Andrea Pentranyi, MA in International Relations, cceia of Chicago and cceia of Nicosia

Just under a month ago, Cyprus assumed the helm of the Presidency of the Council of the European Union.  The challenges this 8-year old member state faces, until it hands over the baton to Ireland, are stark.  If the issues Nicosia has inherited from Copenhagen and Warsaw, as well as new ones which inevitably will arise, are handled well, then Cyprus’ Presidency will be lauded as successful.  Nevertheless, the potential pitfalls are many.


There is the Multiannual Financial Framework 2014-2020; the EU’s budget, for short.  The instructions are clear; the European Council has given the Cyprus Presidency the mandate to reach an agreement “by the end of 2012.”  Yet, how does one do this when it is all too apparent that there is a great chasm between the various member states?  The rich countries squabble amongst themselves about the levels of their net contributions; why do some pay more per capita than others?  Then there are the less wealthy, newer member states gritting teeth at the thought that funds that have visibly helped their states may be slashed.  Mediating between the 26 different voices, while keeping its own national position at bay, is what Cyprus has been called upon to do.  Is this possible?  Or will one witness a repetition of the June 2005 scenario, when an agreement was within reach, but because of last-minute wrangling, it all collapsed like a house of cards?  In 2005, Europe was at its most prosperous; while in 2012 the tidal wave of the economic crisis has shaken the European Union and many a member state to the core.  Agreeing on the budget, therefore, will be no easy feat.

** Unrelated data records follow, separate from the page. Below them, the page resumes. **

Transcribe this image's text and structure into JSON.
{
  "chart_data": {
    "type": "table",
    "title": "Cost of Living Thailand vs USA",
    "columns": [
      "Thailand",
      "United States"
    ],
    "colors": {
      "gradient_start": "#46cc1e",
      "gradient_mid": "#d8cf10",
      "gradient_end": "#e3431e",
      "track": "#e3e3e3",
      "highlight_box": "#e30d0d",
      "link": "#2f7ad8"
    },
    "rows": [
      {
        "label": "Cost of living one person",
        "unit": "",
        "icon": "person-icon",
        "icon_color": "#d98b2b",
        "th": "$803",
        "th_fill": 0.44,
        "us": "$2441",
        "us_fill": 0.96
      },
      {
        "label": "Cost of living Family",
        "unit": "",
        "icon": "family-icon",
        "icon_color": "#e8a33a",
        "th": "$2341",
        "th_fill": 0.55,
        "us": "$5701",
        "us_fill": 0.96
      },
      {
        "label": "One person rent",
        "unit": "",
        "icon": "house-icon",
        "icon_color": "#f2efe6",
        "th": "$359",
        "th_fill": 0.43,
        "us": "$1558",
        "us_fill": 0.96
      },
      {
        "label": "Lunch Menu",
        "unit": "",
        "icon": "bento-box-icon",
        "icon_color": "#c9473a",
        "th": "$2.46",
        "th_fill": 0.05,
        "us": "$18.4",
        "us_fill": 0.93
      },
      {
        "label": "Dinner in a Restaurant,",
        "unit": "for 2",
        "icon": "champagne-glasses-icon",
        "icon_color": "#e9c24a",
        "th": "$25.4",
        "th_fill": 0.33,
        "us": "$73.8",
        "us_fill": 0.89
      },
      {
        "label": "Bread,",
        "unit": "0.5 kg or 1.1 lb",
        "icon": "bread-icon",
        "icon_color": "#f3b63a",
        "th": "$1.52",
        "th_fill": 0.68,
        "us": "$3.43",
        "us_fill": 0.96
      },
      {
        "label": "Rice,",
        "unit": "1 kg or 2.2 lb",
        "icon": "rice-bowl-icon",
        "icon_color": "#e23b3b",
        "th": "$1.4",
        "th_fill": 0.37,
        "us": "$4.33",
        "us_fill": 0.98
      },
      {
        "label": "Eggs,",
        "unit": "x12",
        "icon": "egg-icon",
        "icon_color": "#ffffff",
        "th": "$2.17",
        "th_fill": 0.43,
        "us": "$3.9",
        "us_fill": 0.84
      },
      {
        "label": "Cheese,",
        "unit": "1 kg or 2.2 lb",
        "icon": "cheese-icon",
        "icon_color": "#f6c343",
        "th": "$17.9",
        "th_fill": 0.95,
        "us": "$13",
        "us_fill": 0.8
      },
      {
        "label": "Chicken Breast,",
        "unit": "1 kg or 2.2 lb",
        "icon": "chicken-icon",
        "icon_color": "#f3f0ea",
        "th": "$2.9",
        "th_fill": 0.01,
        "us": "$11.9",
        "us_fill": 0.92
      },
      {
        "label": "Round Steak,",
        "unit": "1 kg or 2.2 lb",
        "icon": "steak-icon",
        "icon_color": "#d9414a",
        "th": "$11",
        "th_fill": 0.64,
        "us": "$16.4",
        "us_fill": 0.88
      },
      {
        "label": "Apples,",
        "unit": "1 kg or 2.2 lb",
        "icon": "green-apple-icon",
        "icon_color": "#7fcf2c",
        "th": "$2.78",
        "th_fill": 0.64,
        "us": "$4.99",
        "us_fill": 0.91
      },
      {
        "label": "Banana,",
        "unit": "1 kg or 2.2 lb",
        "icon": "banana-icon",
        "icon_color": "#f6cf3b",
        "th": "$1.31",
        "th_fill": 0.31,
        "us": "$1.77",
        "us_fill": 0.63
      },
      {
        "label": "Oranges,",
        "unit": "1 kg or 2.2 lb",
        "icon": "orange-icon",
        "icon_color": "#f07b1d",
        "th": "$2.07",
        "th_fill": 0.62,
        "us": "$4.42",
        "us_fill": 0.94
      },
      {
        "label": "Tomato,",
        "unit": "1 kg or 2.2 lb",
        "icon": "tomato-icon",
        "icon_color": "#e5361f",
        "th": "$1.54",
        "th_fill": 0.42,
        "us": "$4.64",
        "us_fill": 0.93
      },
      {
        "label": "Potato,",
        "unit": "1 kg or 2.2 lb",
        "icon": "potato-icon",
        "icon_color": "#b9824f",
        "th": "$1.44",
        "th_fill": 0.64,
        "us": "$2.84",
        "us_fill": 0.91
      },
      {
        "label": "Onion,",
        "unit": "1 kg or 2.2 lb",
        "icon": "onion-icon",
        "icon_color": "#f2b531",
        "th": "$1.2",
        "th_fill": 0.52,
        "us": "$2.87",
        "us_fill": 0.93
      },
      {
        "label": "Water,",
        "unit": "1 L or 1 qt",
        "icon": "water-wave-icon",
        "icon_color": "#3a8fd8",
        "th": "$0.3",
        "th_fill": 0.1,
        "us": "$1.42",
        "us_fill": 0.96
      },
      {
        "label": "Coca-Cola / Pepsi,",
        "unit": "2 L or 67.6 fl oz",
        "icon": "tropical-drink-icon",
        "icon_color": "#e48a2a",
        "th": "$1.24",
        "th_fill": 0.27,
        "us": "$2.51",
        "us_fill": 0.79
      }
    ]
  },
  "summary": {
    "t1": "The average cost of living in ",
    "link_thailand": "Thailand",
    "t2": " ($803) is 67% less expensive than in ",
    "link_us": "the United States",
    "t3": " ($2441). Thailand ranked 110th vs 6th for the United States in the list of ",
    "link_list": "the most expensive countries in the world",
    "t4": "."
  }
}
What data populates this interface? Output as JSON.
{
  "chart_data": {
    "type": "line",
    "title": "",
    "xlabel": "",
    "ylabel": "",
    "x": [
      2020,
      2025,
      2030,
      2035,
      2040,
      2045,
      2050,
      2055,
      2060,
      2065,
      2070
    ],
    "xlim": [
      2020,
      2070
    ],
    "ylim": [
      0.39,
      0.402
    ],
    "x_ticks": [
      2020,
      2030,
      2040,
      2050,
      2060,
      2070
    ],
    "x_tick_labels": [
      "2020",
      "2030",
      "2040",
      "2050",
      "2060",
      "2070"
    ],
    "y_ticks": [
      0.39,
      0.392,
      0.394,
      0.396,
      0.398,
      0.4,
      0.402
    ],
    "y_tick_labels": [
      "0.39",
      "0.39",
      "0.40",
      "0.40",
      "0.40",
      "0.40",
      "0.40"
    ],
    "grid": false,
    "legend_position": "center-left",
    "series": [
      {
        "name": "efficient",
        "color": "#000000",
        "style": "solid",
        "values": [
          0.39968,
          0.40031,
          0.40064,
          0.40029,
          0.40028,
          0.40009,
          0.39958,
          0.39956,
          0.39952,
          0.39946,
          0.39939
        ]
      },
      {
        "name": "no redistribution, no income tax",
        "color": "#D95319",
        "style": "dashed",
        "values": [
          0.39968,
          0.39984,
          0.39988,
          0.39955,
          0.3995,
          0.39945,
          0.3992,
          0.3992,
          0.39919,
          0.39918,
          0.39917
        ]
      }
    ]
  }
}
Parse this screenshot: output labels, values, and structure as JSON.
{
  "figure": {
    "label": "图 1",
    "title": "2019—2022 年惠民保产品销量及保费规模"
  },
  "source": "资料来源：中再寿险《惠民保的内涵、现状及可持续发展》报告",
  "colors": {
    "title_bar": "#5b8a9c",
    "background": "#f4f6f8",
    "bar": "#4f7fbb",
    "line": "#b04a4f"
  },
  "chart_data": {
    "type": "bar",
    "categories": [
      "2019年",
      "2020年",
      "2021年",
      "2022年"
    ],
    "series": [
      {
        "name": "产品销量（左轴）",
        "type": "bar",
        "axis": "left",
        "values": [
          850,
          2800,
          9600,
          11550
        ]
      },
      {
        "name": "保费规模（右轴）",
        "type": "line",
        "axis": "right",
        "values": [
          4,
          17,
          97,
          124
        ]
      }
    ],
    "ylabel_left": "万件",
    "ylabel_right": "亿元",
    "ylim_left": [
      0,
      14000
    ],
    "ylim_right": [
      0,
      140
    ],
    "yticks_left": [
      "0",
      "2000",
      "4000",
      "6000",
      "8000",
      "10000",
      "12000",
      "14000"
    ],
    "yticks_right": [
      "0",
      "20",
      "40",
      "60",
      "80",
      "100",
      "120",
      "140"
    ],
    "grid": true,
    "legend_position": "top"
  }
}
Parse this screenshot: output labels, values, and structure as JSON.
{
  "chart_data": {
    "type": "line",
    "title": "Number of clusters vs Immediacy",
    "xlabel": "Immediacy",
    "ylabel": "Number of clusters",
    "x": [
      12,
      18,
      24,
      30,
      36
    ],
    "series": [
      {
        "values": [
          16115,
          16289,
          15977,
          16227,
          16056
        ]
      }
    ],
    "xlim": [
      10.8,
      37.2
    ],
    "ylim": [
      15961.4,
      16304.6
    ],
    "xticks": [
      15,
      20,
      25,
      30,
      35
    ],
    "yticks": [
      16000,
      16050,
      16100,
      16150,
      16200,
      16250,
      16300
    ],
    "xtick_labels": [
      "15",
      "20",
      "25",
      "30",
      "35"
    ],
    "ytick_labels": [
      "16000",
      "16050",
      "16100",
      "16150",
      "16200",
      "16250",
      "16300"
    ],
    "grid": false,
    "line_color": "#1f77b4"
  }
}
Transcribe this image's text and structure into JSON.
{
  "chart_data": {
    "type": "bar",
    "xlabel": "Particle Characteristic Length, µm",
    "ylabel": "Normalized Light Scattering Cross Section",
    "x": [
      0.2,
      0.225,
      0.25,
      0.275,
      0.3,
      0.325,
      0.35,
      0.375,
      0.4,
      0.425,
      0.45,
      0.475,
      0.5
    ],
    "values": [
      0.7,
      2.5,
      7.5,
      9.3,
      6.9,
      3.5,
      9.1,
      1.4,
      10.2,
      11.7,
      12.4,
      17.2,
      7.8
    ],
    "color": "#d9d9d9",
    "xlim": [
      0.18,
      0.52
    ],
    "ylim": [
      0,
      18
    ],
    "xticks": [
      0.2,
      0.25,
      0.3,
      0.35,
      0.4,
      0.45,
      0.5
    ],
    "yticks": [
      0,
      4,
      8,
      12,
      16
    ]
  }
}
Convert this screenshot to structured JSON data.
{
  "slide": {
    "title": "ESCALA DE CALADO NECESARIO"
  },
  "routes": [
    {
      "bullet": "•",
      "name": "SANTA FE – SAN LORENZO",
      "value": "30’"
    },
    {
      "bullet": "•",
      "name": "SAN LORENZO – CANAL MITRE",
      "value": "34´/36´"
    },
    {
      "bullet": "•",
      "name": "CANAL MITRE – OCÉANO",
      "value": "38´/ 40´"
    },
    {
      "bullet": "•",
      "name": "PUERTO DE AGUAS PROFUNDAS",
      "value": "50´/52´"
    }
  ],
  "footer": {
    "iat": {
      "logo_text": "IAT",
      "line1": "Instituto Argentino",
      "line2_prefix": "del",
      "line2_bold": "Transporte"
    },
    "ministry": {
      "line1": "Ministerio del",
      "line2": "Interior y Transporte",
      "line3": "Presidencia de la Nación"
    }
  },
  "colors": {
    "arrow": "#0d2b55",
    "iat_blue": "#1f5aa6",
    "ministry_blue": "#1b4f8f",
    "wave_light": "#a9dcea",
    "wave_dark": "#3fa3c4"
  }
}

Meanwhile on the eastern shores of the Mediterranean, another form of fighting and in-fighting is taking place.  From the peripheries and the suburbs, the hostility has now reached Damascus and there’s talk of a spill-over into Lebanon.  Similar images – of the tens of thousands of refugees, dishevelled and frightened, emerging from ships anchored in Cyprus waters, having left Lebanon in precarious circumstances during the hot and humid July of 2006 – may soon be repeated.  And this time the numbers are expected to be greater.  Cyprus, as Presidency, but also as the southeastern-most border of the European Union, must be prepared on the ground to provide shelter, comfort, while also offer a helping hand to Baroness Ashton in steering the European Union in its response to this looming humanitarian and political crisis.


As oft-stated in Brussels, if the Multiannual Financial Framework is sealed by the end of this year, Cyprus will be lauded as having veered a successful Presidency.  For this to take place, however, it is imperative that one does not work in a vacuum and that there is open cooperation and communication not just with all member states but also with the various institutions, such as the European Parliament and the Commission.  This is a vital ingredient for success.  One of Cyprus’ strengths is that due to its small size, Nicosia does not have various biases attached to it and is not seen as a bully intent on having its own way.  It will listen to the various viewpoints and mediate, trying to build bridges, narrowing gaps, cooperating with all stakeholders in the effort to meet the obligation it has assumed.  It is hoped that the Cyprus Presidency will indeed be successful in achieving this.


Yet Nicosia also has to deal with a candidate member who refuses to recognise and furthermore enjoys routinely provoking and threatening the sovereignty and territorial integrity of Cyprus.  Turkey’s cutting off ties with the EU during the second semester of 2012 is for many ridiculous.  However, when rounds of live fire are shot within Cyprus’ EEZ, Nicosia rightly feels weary, especially since Cyprus refuses to use its new role to serve its own national interests.  Nicosia knows that to be an honest broker and to successfully steer the EU it has to rise above and beyond and not allow Ankara’s provocations to hijack the Cyprus Presidency.


Thus, amidst all the existing and potential challenges, little Cyprus has to muscle its way through the Multiannual Financial Framework negotiations as an honest broker, working towards a Better Europe, while countering the grave consequences of the economic crisis.  It will have to effectively face the problems resulting from the looming geopolitical upheaval in its neighbourhood.  Yet, while there are many odds to counter, Cyprus has a remarkable tendency to rise above and beyond itself.  Throughout its ten thousand year history, the island of Aphrodite has suffered colonisation and occupation, its people often decimated by plagues and invasions.  Yet, it has managed to survive because in times of dire need, it has a remarkable way to regroup, organise, and use its people’s talents to its best.  Even in the event of unexpected crises, Cyprus will pull together and, with ingenuity, rise to meet any challenge effectively in order to pave the way for a Better Europe a Europe of solidarity, social cohesion, prosperity, security and growth, a Europe closer to its citizens.